Вовка глянул на брата, тот ел молча, сосредоточенно вычерпывая холодник из тарелки. Мало говорить он не умел, бывало, если откроет рот, то никак не заткнуть, а за столом нельзя. «Когда я ем, я глух и нем» — так говорил папа, а тем, кто с первого раза не понимал, мог и ложкой по лбу дать. Брат по лбу ложкой получить не хотел, потому и помалкивал.

— Кто из вас, бандитов, ручку мою сломал? — спросил папа, когда суп был съеден, а молоко выпито, — говорил же, не трогать! Единственную сорочку приличную мне испортили, всё чернилами перепачкано. Кто, признавайтесь?

Брат вдруг побледнел так, что даже веснушки на нем поблекли, рот открыл, захлопал синими глазищами. Вовка потряс головой.

— Хулиганы и вредители. Узнаю кто, выдеру! — Сказал папа и ушел.

Вовка убрал посуду в таз, залил водой. После еды клонило в сон. Он вышел на улицу, обошел дом и в тени разлегся прямо на траве, сунув под голову майку.

Где-то под стрехой свили гнездо воробьи, и теперь оттуда сыпался сор и слышались писк и возня. Далеко, за колхозным садом, рыл землю трактор и ворчал, будто кто-то горло полощет. Куры соседские лениво квохтали за забором. Самое время было поспать. Отец к ужину придет, тогда уж…

— Вовка! — брат подкрался незаметно, лег ему под бок и ткнул в брюхо пальцем. — Ты спишь?

— Чего тебе?

— А хочешь, я солдатика тебе отдам своего, самого большого, того, с винтовкой, хочешь?

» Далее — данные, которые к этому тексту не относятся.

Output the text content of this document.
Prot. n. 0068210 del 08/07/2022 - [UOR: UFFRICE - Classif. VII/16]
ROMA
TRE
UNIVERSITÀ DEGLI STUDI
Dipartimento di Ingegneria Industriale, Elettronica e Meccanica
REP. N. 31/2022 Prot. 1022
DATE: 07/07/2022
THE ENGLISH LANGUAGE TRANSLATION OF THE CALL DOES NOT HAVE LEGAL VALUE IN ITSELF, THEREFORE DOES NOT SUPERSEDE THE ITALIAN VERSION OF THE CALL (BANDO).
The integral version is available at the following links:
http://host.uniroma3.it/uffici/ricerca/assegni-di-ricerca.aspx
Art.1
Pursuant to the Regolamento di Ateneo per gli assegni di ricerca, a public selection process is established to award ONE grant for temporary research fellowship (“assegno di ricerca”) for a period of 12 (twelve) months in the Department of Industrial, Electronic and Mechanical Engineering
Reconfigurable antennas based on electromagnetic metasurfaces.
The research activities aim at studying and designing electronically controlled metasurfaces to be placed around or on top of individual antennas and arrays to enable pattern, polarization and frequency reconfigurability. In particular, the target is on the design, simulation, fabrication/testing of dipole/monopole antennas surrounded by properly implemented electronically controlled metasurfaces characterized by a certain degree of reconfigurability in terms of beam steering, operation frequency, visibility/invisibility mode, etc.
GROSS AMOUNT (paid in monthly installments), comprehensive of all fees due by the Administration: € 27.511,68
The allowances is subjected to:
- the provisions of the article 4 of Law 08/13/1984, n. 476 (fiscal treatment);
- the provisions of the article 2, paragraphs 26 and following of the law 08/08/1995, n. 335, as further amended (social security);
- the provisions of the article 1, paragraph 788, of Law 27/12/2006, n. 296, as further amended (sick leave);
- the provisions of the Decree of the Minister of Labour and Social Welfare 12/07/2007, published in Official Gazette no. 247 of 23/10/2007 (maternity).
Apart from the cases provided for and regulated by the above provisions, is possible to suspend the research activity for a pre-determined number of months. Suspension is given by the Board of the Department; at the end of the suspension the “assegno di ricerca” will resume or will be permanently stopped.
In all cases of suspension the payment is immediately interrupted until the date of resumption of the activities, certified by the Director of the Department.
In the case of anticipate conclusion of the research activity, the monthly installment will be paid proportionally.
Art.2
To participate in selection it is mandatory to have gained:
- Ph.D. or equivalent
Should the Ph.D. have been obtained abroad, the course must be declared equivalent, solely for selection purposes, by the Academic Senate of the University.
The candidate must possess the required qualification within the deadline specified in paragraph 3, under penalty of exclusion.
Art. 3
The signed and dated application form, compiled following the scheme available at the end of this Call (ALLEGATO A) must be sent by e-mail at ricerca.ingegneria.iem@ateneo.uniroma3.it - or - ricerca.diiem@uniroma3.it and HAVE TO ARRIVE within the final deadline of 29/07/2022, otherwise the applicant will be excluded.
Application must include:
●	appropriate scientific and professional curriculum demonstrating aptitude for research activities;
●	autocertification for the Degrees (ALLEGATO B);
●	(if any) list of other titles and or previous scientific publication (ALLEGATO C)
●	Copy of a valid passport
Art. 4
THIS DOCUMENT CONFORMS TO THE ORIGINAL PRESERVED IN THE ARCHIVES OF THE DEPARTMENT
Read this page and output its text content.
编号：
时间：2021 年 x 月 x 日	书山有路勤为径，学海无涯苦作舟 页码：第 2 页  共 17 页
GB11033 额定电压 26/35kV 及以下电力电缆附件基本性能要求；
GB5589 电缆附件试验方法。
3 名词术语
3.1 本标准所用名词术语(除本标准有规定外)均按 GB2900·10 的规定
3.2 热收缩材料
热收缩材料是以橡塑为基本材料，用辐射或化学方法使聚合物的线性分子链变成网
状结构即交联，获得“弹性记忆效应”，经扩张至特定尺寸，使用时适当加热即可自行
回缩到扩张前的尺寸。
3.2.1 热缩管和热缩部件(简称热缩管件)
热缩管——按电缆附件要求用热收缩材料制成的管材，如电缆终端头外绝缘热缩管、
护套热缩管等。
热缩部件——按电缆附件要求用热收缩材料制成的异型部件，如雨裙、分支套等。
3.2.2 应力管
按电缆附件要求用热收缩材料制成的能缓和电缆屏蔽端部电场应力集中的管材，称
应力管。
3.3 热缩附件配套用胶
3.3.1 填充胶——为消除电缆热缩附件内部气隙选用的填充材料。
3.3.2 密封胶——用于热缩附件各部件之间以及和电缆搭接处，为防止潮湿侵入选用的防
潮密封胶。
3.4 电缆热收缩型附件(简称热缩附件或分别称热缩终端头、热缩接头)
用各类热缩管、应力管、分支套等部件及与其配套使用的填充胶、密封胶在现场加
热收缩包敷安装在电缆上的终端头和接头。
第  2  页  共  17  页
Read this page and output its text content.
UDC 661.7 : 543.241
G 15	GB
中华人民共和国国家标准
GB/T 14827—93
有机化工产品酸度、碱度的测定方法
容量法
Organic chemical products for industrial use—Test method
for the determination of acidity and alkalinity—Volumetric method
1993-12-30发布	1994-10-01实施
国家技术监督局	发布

— На черта он мне нужен. — Зевнул Вовка.

— А я папе скажу, что ты сказал «черт». — Прошептал брат неуверенно, больше по привычке, не дразниться он сейчас пришел, это ясно было по просительному тону и по жалобной рожице.

— Отстань! — буркнул Вовка и повернулся спиной.

— А хочешь, червей тебе для рыбалки наковыряю? Целое ведро наковыряю! И ябедать не буду больше никогда, хочешь?

— Не хочу! — рявкнул Вовка, — надоел ты мне хуже горькой редьки!

Брат растянулся рядом на траве, вздохнул обиженно:

— Вовк? Я папе ничего-ничего про тебя не расскажу, честное слово!

— Да уж, конечно, не скажешь ты… Чего тебе надо?

Вовка нехотя повернулся к брату. Тот лежал на боку, сжавшись в комок и нахохлившись, как выпавший из гнезда птенец, и глядел в ответ большими синими глазами, такими честными, что стало ясно — нашкодил, не может быть у хорошего человека, которому не за что по жопе дать, таких честных глаз.

— Ты, что ли, ручку папину брал? — догадался Вовка.

— Я. — Признался брат и зажмурился. — Понимаешь, я хотел посмотреть, как она чернилами заправляется, и правда ли, что из нее стрелять можно, а она вдруг раз — и потекла! Прямо из пера брызнула! Я крышечку обратно закрутил…

— Колпачок.

— Ну, да, колпачок. Думал, она больше не потечет, а папа и не заметит, а он заметил…

Брат замолчал, поджал к груди руки и весь скукожился.

— Ну всё. — Усмехнулся Вовка мстительно. — Всыпет тебе теперь!

Конопатая рожица сморщилась, и Ромка весь затрясся — сперва молча, а потом в голос заревев.

Странное дело, хоть и не любил Вовка брата, хоть и мечтал обменять его на что-нибудь полезное или сдать куда-нибудь, а каждый раз, стоило тому заплакать по-настоящему, и в груди у Вовки все сжималось. Ромкины слезы вызывали панику: хотелось непременно сделать всё, чтоб тот прекратил: вернуть игрушку или отдать свою, объявить победителем, согласиться на нечестную игру, назвать ложь правдой — что угодно.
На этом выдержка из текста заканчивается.